Но на это никто не решается, потому что представления о молодежи – совсем не то, что сама молодежь. Каждому хочется чистенькую молодежь, и на одного молодого находится минимум десяток молодостью заинтересованного. Каждому хочется причаститься соков юности, пригубить ее нектар, вдохнуть аромат ее цветения, а не видеть перед собой прыщавые лица и задроченные до дыр половые органы, и безымянную всемирную боль, сочащуюся из скверных стихов.

Но это жизнь, это мир завтрашнего дня, и в нем кишит больше химии, чем в танкере с ядовитыми отходами, а на поверхность выходят мысли, такие вот дела. Весь мусор Вселенной засел в молодежи, и внедряется в нее все глубже, а фильмы, которые целыми днями крутят по телику, – они закваской сидят в подрастающем поколении и бродят в мозгах, формируя новое мышление.

И это мне тоже кажется прекрасным. Ведь телевизионная чушь, которая оседает где-то внутри меня, у молодежи еще и вызывает ряд опасных химических реакций. Ведь никто в модных журналах не задается вопросом, чем занимается какой-нибудь шестнадцатилетний диск-жокей. Спит ли он на ветхом постельном белье, подаренном ему на десятый день рождения? Мечтает ли о кабинках для переодевания, потому что еще не осмеливается думать о парнях? Нет, там поднимают только дурацкие вопросы: как ты это делаешь, справляешься ли со своей популярностью, заказал ли уже кто-нибудь у тебя ремикс? И ко всему прилагаются чистенькие, гламурные фотки. Вранье.

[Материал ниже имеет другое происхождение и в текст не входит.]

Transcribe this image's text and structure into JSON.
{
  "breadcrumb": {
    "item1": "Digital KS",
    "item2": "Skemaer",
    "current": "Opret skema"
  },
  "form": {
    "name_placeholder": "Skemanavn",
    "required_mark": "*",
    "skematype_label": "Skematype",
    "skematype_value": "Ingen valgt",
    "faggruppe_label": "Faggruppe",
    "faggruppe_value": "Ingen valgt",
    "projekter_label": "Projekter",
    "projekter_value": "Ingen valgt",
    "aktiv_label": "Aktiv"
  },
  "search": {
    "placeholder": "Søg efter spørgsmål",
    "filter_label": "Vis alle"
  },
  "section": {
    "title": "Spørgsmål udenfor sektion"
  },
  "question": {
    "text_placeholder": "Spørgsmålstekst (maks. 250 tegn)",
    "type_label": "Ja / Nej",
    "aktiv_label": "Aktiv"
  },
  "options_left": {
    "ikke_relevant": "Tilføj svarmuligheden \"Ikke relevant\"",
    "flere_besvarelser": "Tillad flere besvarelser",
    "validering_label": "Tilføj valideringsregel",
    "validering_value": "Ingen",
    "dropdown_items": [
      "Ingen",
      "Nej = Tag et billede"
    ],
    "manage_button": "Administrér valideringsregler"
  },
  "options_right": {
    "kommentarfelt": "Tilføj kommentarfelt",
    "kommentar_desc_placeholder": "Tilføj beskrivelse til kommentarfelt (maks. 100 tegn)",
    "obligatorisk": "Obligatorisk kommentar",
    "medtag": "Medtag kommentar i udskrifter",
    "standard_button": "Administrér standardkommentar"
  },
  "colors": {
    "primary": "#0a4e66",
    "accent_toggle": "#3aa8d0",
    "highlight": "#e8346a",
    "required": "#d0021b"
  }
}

Теперь внизу тишина. Выпендрежники прощаются и расходятся по разным музыкальным кафе. Каждого на прощание целуют в щеку, дважды или трижды, и процесс затягивается, потому что считать они не умеют. Они и сами не замечают, как долго все тянется, если группа из пяти человек должна перецеловать группу из семи человек в щеки при встрече или расставании.

Вчера прикатил один выпендрежник на «кабри», и куча народа тут же столпилась вокруг машины, лишь бы поприветствовать тех, кто сидел внутри, арабскими братскими поцелуями. При этом им немного не по себе. Но так уж принято. По Парижу слоняются группировки ребят в ветровках, строят из себя народные дружины, и каждый раз при встрече на узкой метрошной платформе с другой якобы дружиной идут как под артобстрелом братских поцелуев, потому что каждый целует каждого три раза, мол, привет, как дела. Тяжелая жизнь.

– Твою мать! – Шон хлопает себя по шее. – Откуда взялись долбаные комары? Здесь ведь большой город, или как? Я думал, тут все убивают всякими там химикалиями и прочей дрянью. Черт, многовато их. Слушайте, я уж думать начинаю, что это все экологи. Они у себя дома запускают в ванны всяких там жуков, ос, комаров, и эта нечисть сбегает в вентиляцию и накидывается на тебя в тот самый момент, когда ты ешь мясо или открываешь вторую бутылку колы. Ребята, нам тоже нужно что-нибудь в вентиляцию запустить, чтобы жалить экологов, я не прав? Кофеиновые зерна там, или средство от клопов, или сифилисные микробы, которые плодятся только на батончиках-мюсли.